Low Speed Rebound - All suspension will have an external Rebound adjustment dial. If your suspension has only one rebound dial, it controls Low Speed Rebound. 

  • The amount of low speed rebound damping controls how quickly the suspension can extend after being compressed. 
  • Low Speed Rebound is a damping adjustment that is controlled via a dial.
  • Turning the dial in the Jackalope or '–' (minus) direction reduces the amount of Low Speed Rebound damping and the suspension will extend faster. Turning the dial in the Turtle or + (plus) direction increases the amount of Low Speed Rebound damping and the suspension will extend slower.
  • Suspension that does not have adequate rebound damping (under-damped) will behave like a pogo stick. Suspension that has too much rebound damping (over-damped) will be unable to extend quickly enough, and will 'pack', or stay too deep into it's travel, after successive compressions. 

For more information on Low Speed Rebound, see The Highs and Lows of Rebound article. 
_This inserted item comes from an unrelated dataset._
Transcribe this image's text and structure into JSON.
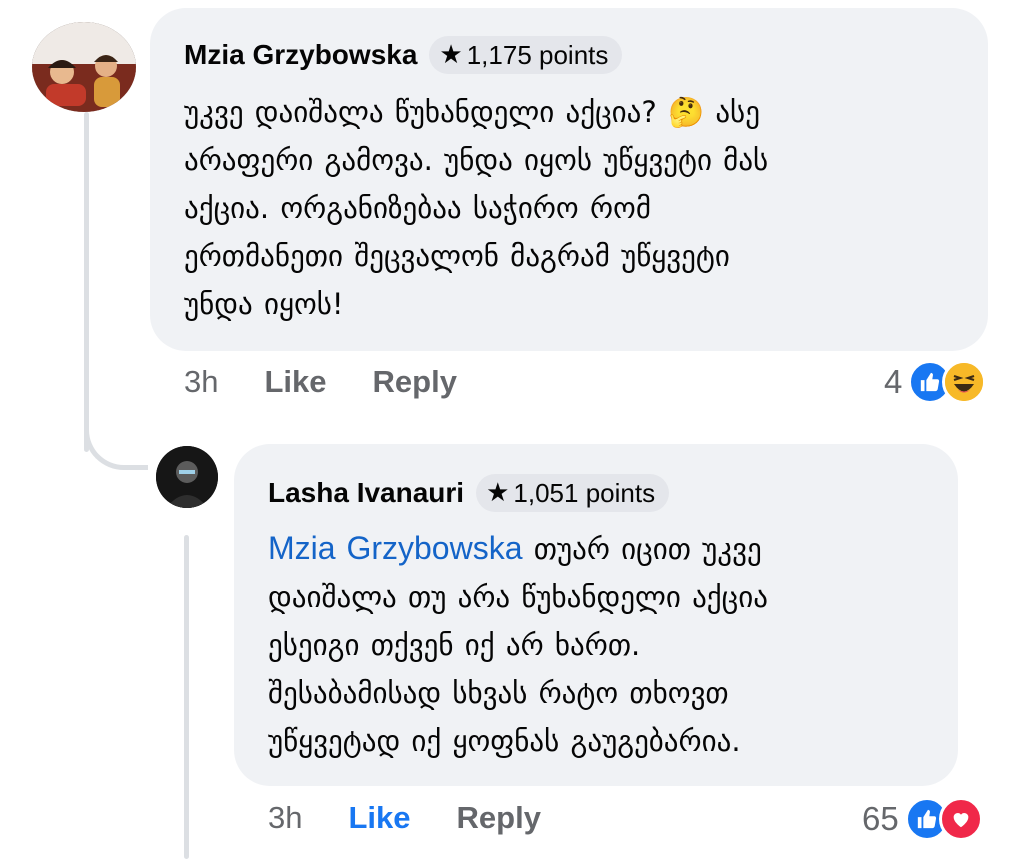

High Speed Rebound - If you suspension has two rebound dials, one will control Low Speed Rebound, while the other will control High Speed Rebound. It is important to know which dial is which, so if you're unsure check your suspension's owner's manual.

  • The amount of high speed rebound damping controls the speed of extension following a deep compression and effects the suspensions ability to recover following multiple impacts. 
  • High Speed Rebound is a damping adjustment that is controlled via a dial, when externally adjustable. 
  • Turning the dial in the Jackalope or '–' (minus) direction reduces the amount of High Speed Rebound damping and the suspension will extend faster. Turning the dial in the Turtle or + (plus) direction increases the amount of High Speed Rebound damping and the suspension will extend slower.
  • Suspension that does not have adequate rebound damping (under-damped) will behave like a pogo stick. Suspension that has too much rebound damping (over-damped) will be unable to extend quickly enough, and will 'pack', or stay too deep into it's travel, after successive compressions. 
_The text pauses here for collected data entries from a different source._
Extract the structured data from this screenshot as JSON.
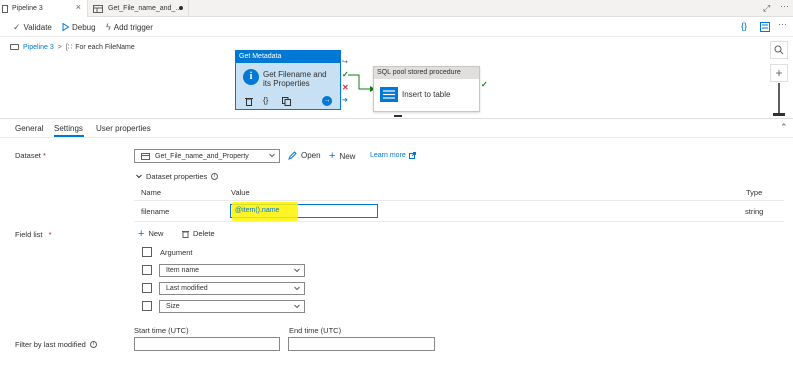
{
  "tabs": [
    {
      "label": "Pipeline 3"
    },
    {
      "label": "Get_File_name_and_..."
    }
  ],
  "toolbar": {
    "validate": "Validate",
    "debug": "Debug",
    "add_trigger": "Add trigger"
  },
  "breadcrumb": {
    "pipeline": "Pipeline 3",
    "separator": ">",
    "activity": "For each FileName"
  },
  "activities": {
    "get_metadata": {
      "type": "Get Metadata",
      "name_line1": "Get Filename and",
      "name_line2": "its Properties"
    },
    "sql_pool": {
      "type": "SQL pool stored procedure",
      "name": "Insert to table"
    }
  },
  "panel_tabs": [
    {
      "label": "General"
    },
    {
      "label": "Settings"
    },
    {
      "label": "User properties"
    }
  ],
  "dataset": {
    "label": "Dataset",
    "required": "*",
    "value": "Get_File_name_and_Property",
    "open": "Open",
    "new": "New",
    "learn_more": "Learn more"
  },
  "dataset_properties": {
    "title": "Dataset properties",
    "columns": [
      "Name",
      "Value",
      "Type"
    ],
    "rows": [
      {
        "name": "filename",
        "value": "@item().name",
        "type": "string"
      }
    ]
  },
  "field_list": {
    "label": "Field list",
    "required": "*",
    "new": "New",
    "delete": "Delete",
    "header": "Argument",
    "items": [
      "Item name",
      "Last modified",
      "Size"
    ]
  },
  "filter": {
    "label": "Filter by last modified",
    "start": "Start time (UTC)",
    "end": "End time (UTC)"
  },
  "colors": {
    "accent": "#0078d4",
    "highlight": "#fff200",
    "success": "#107c10",
    "failure": "#d13438"
  }
}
For more information on High Speed Rebound, see The Highs and Lows of Rebound article. 

High Speed Compression - High Speed Compression is an adjustment that many suspension products do NOT have an external adjustment for. If your suspension lacks this adjustment, ignore the Suggestion provided by ShockWiz and focus on the adjustments you do have.

  • Controls the compression speed when the suspension compresses very quickly, such as hitting a rock or landing a jump or drop. 
  • High Speed Compression is a damping adjustment that is controlled via a dial, when featured.
  • Turning the dial in the '–' (minus) or 'Soft' direction makes the suspension feel softer during a very quick compression. Turning the dial in the '+' (plus) or 'Firm' direction makes suspension feel harder during a very quick compression.  
  • Suspension that does not have enough High Speed Compression will move through it's travel too rapidly during a very quick compression. Suspension that has too much High Speed Compression will feel harsh during a very quick compression.
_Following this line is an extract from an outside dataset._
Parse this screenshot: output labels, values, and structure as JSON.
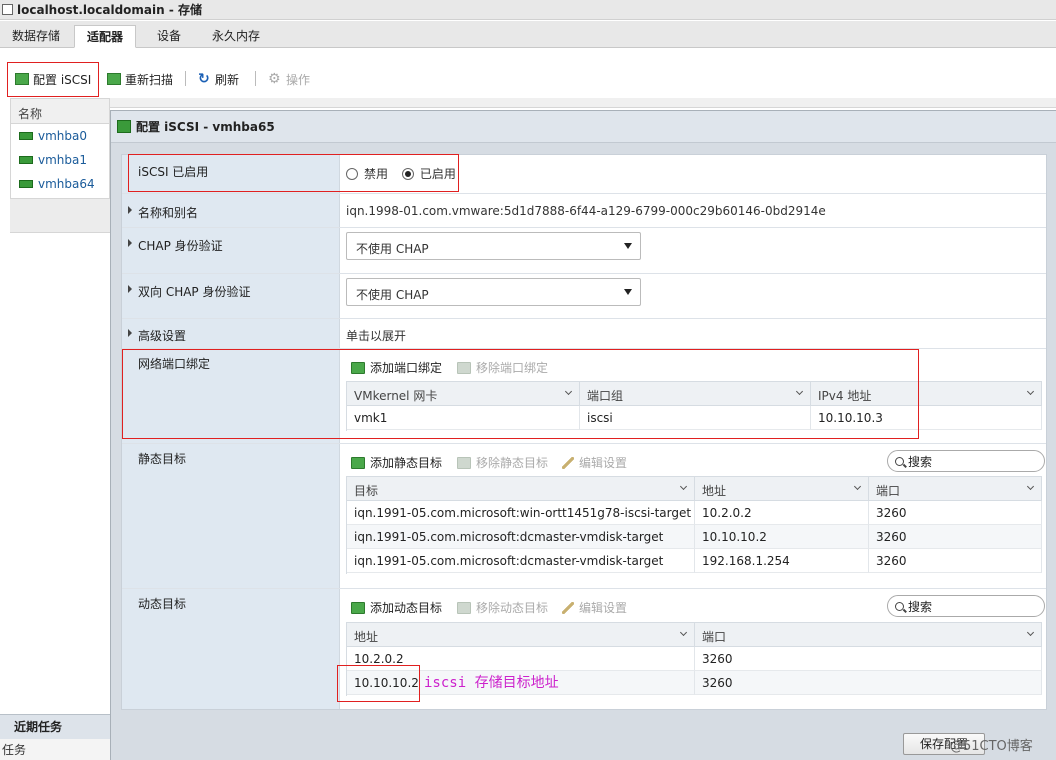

Low Speed Compression - Low Speed Compression is an adjustment that many suspension products do NOT have an external adjustment for. If your suspension lacks this adjustment, ignore the Suggestion provided by ShockWiz and focus on the adjustments you do have.

  • Controls the compression speed when the suspension compresses slowly, such as a small bump or pedaling induced suspension bobbing. 
  • Low Speed Compression is controlled via a dial, when featured.
  • Turning the dial in the '–' (minus) or 'Soft' Direction makes the suspension feel softer during a slow compression. Turning the dial in the '+' (plus) or 'Firm' direction makes suspension feel harder during a slow compression.  
  • Suspension that does not have enough Low Speed Compression damping will result in a loss of pedaling efficiency. Suspension that has too much Low Speed Compression damping will feel very harsh over small bumps.